Şermin kapının açılma sesini duyunca, annesine döndü. “Çıktı, çıktı geliyor,” diye fısıldadı ve hemen sesli konuşmaya başladı. “Ya anne, kasabın oğlunu istemedi. Ama bence görüştüğü biri var. Yoksa aslan gibi oğlanı ne diye istemesin.”

-Kapıda donup kalmıştı Bulut...

“Tabiki olacak kızım. Bu zamanda artık gençler anlaşıp, karar veriyor. Su gibi kız. Güzel, efendi, hanım hanımcık... Boş bırakırlar mı öyle kızı?”

“Yani doğru diyorsun. Güzel de laf mı afet resmen. Kadriye cadısı da bu akşam oğlunu alıp, gelecekmiş onlara.”

“Ee görüştüğü varsa kız kabul etmez muhtemelen.”

“Valla bilemiycem annem, ben tahmin ettim sadece. Herkese ‘yok’ diyormuş ya, annesi dedi. Bende öyle tahmin ettim.”

-Bulut yumruklarını sıktı. ‘Kim lan bu kızın aklını çelen piç?’ diye geçirdi içinden.

“Ah bizim oğlan akıl edeydi de, kız elden gitmeden gideydik. Ama nerde? Neyse artık, kızın düğününe gider takı takarız.”

-‘Ben o Kadriye’nin oğlu Birkan’a takacağım, üçün birini. Puşt oğlu puşt. Kız geleli kaç gün oldu lan daha? Ne ara gördün acaba?’

“Valla annem, bir daha da bulamaz böylesini. Kendi kaybetti. Kız hem güzel hem akıllı.”

“Peri kızı peri-“

O sırada Bulut dayanamadı ve öksürerek mutfağa girdi. Annesi de hemen susup, önündeki zeytini yıkama işine döndü.

“Kimmiş bu peri?”

Şermin oğluna yumurtasını yedirirken tam cevap verecekken Emre girdi lafa, “Ela’dan bahsediyorlar dayı. Birkan abime isteyeceklermiş ama kızın sevgilisi varmış. Bir de sen kızı kaçırmışsın, onu-“ annesi yumurtayı ağzına tıkayınca susmak zorunda kaldı.
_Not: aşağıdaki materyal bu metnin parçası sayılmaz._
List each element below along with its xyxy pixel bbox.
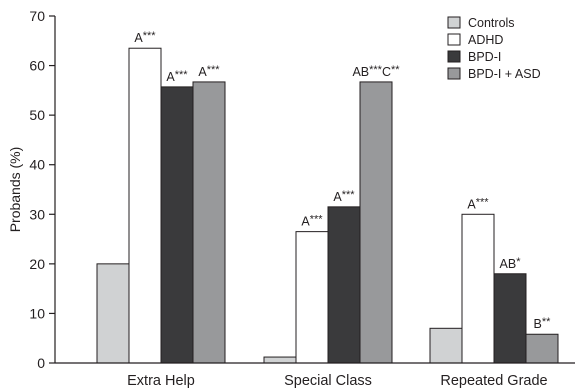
y-tick-label: 20 xyxy=(29,256,45,272)
y-tick-label: 70 xyxy=(29,8,45,24)
significance-label: AB* xyxy=(500,256,522,271)
bar-bpd-i-2 xyxy=(493,273,527,364)
y-tick-label: 40 xyxy=(29,157,45,173)
x-axis-labels: Extra Help Special Class Repeated Grade xyxy=(127,373,547,389)
bar-controls-1 xyxy=(263,356,297,364)
bar-annotations: A*** A*** A*** A*** A*** AB***C** A*** AB* B** xyxy=(134,30,551,331)
significance-label: A*** xyxy=(198,64,220,79)
significance-label: A*** xyxy=(333,189,355,204)
significance-label: AB***C** xyxy=(352,64,400,79)
bar-controls-0 xyxy=(96,263,130,364)
x-category-label: Repeated Grade xyxy=(440,373,547,389)
significance-label: A*** xyxy=(166,69,188,84)
bar-bpd-i-asd-0 xyxy=(192,81,226,364)
x-category-label: Extra Help xyxy=(127,373,195,389)
legend-swatch xyxy=(447,67,461,80)
legend-swatch xyxy=(447,16,461,29)
legend-entry: ADHD xyxy=(468,33,503,47)
bar-adhd-0 xyxy=(128,47,162,364)
bars xyxy=(96,47,559,364)
y-axis-ticks: 0 10 20 30 40 50 60 70 xyxy=(29,8,55,371)
legend-entry: Controls xyxy=(468,16,515,30)
bar-bpd-i-1 xyxy=(327,206,361,364)
bar-adhd-2 xyxy=(461,213,495,364)
significance-label: A*** xyxy=(134,30,156,45)
y-axis-title: Probands (%) xyxy=(7,147,23,233)
bar-bpd-i-asd-1 xyxy=(359,81,393,364)
x-category-label: Special Class xyxy=(284,373,372,389)
bar-bpd-i-asd-2 xyxy=(525,333,559,364)
legend-entry: BPD-I xyxy=(468,50,501,64)
y-tick-label: 0 xyxy=(37,355,45,371)
bar-controls-2 xyxy=(429,327,463,364)
bar-bpd-i-0 xyxy=(160,86,194,364)
y-tick-label: 50 xyxy=(29,107,45,123)
y-tick-label: 10 xyxy=(29,305,45,321)
significance-label: A*** xyxy=(301,214,323,229)
significance-label: B** xyxy=(534,316,552,331)
y-tick-label: 60 xyxy=(29,58,45,74)
significance-label: A*** xyxy=(467,196,489,211)
legend-entry: BPD-I + ASD xyxy=(468,67,541,81)
legend-swatch xyxy=(447,33,461,46)
bar-adhd-1 xyxy=(295,231,329,364)
legend-swatch xyxy=(447,50,461,63)
y-tick-label: 30 xyxy=(29,206,45,222)
legend: Controls ADHD BPD-I BPD-I + ASD xyxy=(447,16,541,81)
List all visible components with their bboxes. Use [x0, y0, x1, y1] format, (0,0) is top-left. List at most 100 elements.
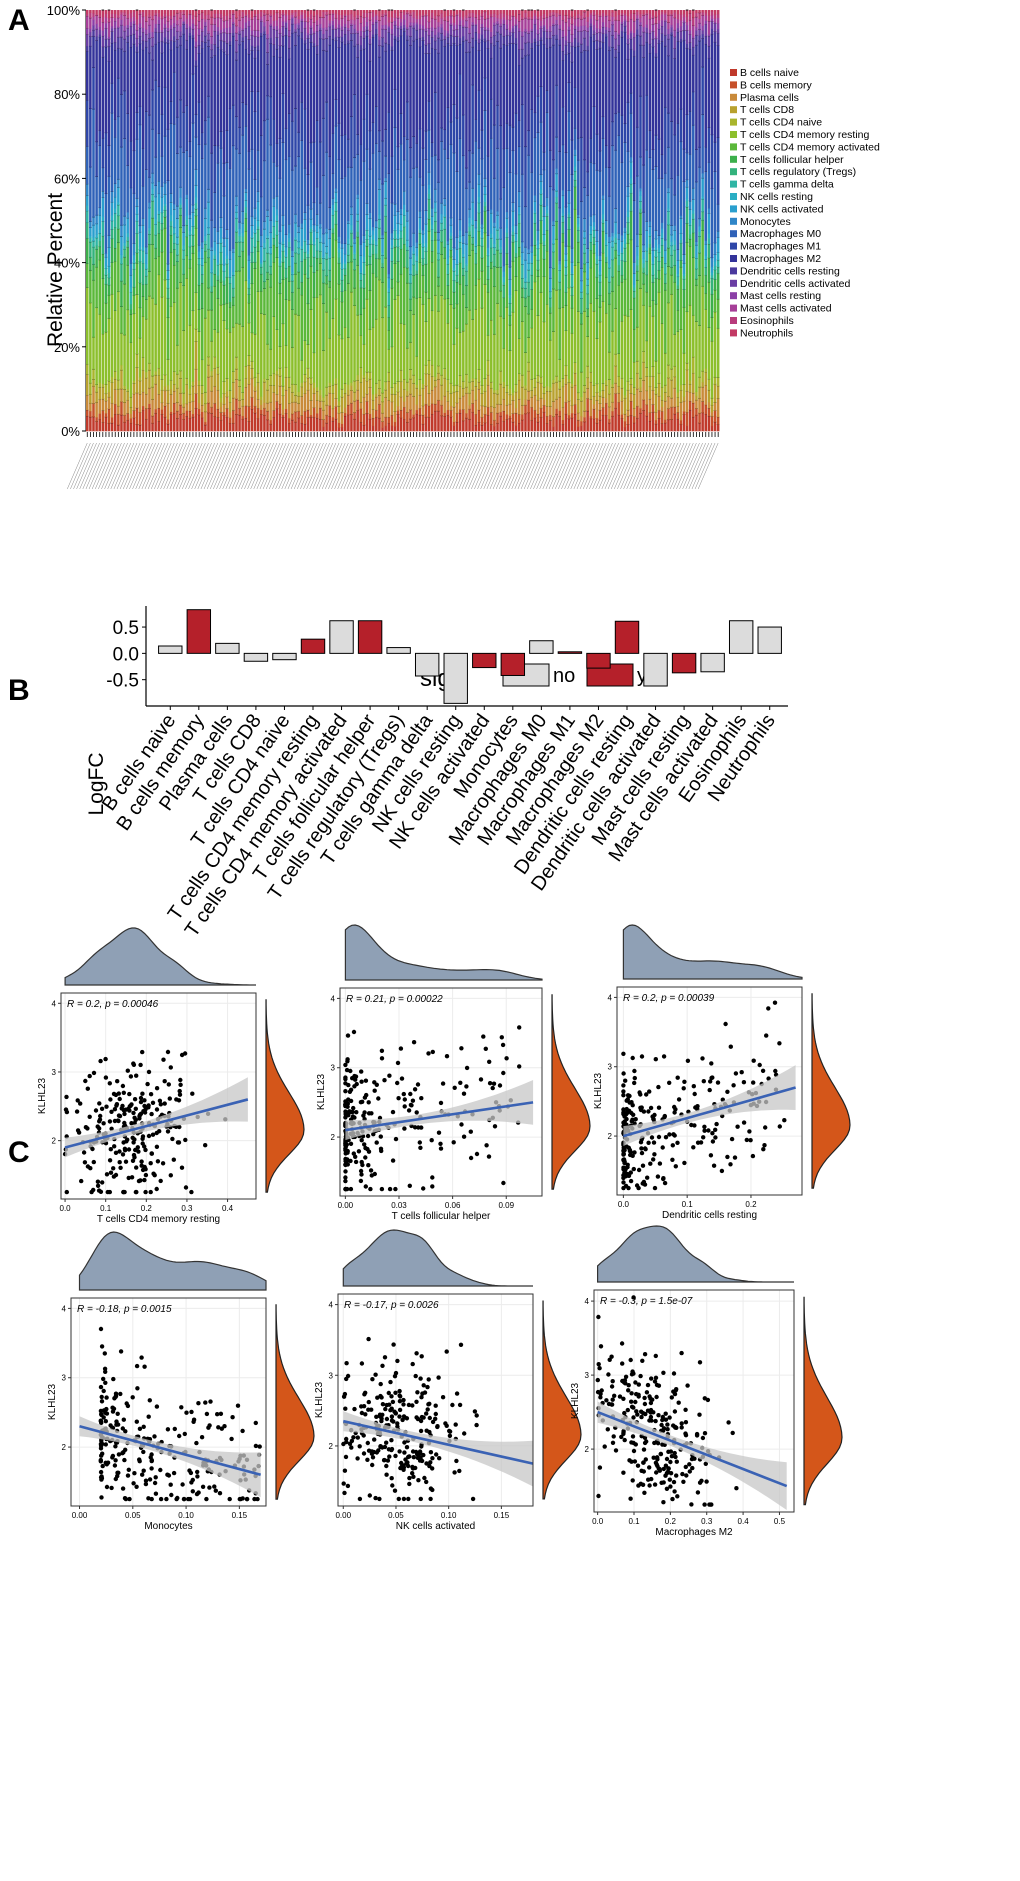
stacked-bar-segment: [163, 228, 167, 280]
stacked-bar-segment: [101, 410, 105, 423]
stacked-bar-segment: [493, 420, 496, 427]
stacked-bar-segment: [284, 277, 288, 300]
stacked-bar-segment: [368, 372, 372, 380]
stacked-bar-segment: [207, 201, 210, 228]
stacked-bar-segment: [421, 405, 425, 416]
stacked-bar-segment: [412, 11, 415, 18]
stacked-bar-segment: [132, 380, 136, 384]
stacked-bar-segment: [359, 367, 363, 383]
stacked-bar-segment: [381, 282, 384, 318]
stacked-bar-segment: [353, 24, 356, 29]
stacked-bar-segment: [418, 217, 422, 229]
stacked-bar-segment: [415, 10, 418, 16]
stacked-bar-segment: [253, 179, 257, 209]
stacked-bar-segment: [232, 271, 235, 276]
stacked-bar-segment: [477, 33, 481, 39]
stacked-bar-segment: [104, 23, 108, 29]
stacked-bar-segment: [396, 10, 400, 17]
stacked-bar-segment: [412, 25, 415, 29]
stacked-bar-segment: [322, 397, 325, 402]
stacked-bar-segment: [154, 12, 157, 16]
stacked-bar-segment: [219, 412, 223, 421]
stacked-bar-segment: [232, 382, 235, 399]
stacked-bar-segment: [465, 387, 468, 394]
stacked-bar-segment: [179, 414, 182, 432]
stacked-bar-segment: [486, 14, 490, 19]
stacked-bar-segment: [465, 285, 468, 308]
stacked-bar-segment: [424, 242, 428, 248]
stacked-bar-segment: [362, 10, 366, 13]
stacked-bar-segment: [430, 403, 434, 415]
stacked-bar-segment: [381, 183, 384, 236]
stacked-bar-segment: [247, 288, 251, 295]
stacked-bar-segment: [381, 252, 384, 256]
stacked-bar-segment: [452, 270, 456, 281]
stacked-bar-segment: [241, 241, 244, 252]
stacked-bar-segment: [399, 10, 403, 13]
stacked-bar-segment: [92, 225, 95, 238]
stacked-bar-segment: [468, 226, 471, 232]
stacked-bar-segment: [281, 45, 285, 94]
stacked-bar-segment: [297, 232, 300, 242]
stacked-bar-segment: [359, 254, 363, 273]
stacked-bar-segment: [412, 22, 415, 26]
stacked-bar-segment: [387, 349, 391, 373]
stacked-bar-segment: [266, 52, 269, 65]
stacked-bar-segment: [232, 14, 235, 22]
stacked-bar-segment: [455, 171, 459, 238]
stacked-bar-segment: [173, 264, 176, 303]
stacked-bar-segment: [110, 238, 114, 263]
stacked-bar-segment: [303, 43, 307, 110]
stacked-bar-segment: [281, 26, 285, 37]
stacked-bar-segment: [387, 173, 391, 275]
stacked-bar-segment: [269, 13, 272, 17]
stacked-bar-segment: [350, 291, 353, 383]
stacked-bar-segment: [437, 365, 440, 374]
stacked-bar-segment: [204, 208, 207, 219]
stacked-bar-segment: [474, 284, 478, 310]
stacked-bar-segment: [176, 153, 179, 207]
stacked-bar-segment: [309, 400, 313, 416]
stacked-bar-segment: [440, 27, 443, 34]
stacked-bar-segment: [440, 18, 443, 25]
stacked-bar-segment: [260, 313, 263, 397]
stacked-bar-segment: [455, 421, 459, 432]
stacked-bar-segment: [427, 298, 431, 361]
stacked-bar-segment: [197, 284, 201, 310]
stacked-bar-segment: [319, 15, 322, 18]
stacked-bar-segment: [191, 73, 195, 124]
stacked-bar-segment: [163, 10, 167, 14]
stacked-bar-segment: [228, 331, 232, 391]
stacked-bar-segment: [191, 38, 195, 75]
stacked-bar-segment: [462, 409, 465, 421]
stacked-bar-segment: [219, 227, 223, 239]
stacked-bar-segment: [334, 418, 338, 432]
stacked-bar-segment: [113, 13, 117, 18]
stacked-bar-segment: [331, 10, 335, 13]
stacked-bar-segment: [89, 10, 92, 14]
stacked-bar-segment: [421, 233, 425, 244]
stacked-bar-segment: [238, 228, 241, 235]
stacked-bar-segment: [123, 245, 126, 250]
stacked-bar-segment: [247, 283, 251, 289]
stacked-bar-segment: [483, 110, 487, 179]
stacked-bar-segment: [104, 253, 108, 258]
stacked-bar-segment: [471, 243, 474, 251]
stacked-bar-segment: [297, 22, 300, 26]
stacked-bar-segment: [275, 12, 279, 21]
stacked-bar-segment: [238, 233, 241, 237]
stacked-bar-segment: [182, 249, 185, 260]
stacked-bar-segment: [110, 191, 114, 203]
stacked-bar-segment: [300, 261, 303, 283]
stacked-bar-segment: [253, 406, 257, 414]
stacked-bar-segment: [328, 44, 331, 157]
stacked-bar-segment: [449, 383, 453, 394]
stacked-bar-segment: [197, 28, 201, 36]
stacked-bar-segment: [406, 10, 409, 13]
stacked-bar-segment: [325, 275, 328, 285]
stacked-bar-segment: [194, 202, 198, 210]
stacked-bar-segment: [272, 261, 276, 317]
stacked-bar-segment: [396, 414, 400, 432]
stacked-bar-segment: [368, 19, 372, 32]
stacked-bar-segment: [89, 28, 92, 33]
“Sen yemeğini ye bakayım, büyüklerin konuşmasına karışılmaz. Laf da dinlenmez öyle. Çok ayıp.”

Bulut eline bir dilim ekmek alıp, böldü ve ağzına attı. Sonra da yeğenine göz kırptı.

“Dayısının aslanı,” diyerek çocuğun saçlarını karıştırdı. Suratı asılan Emre gülümsedi hemen.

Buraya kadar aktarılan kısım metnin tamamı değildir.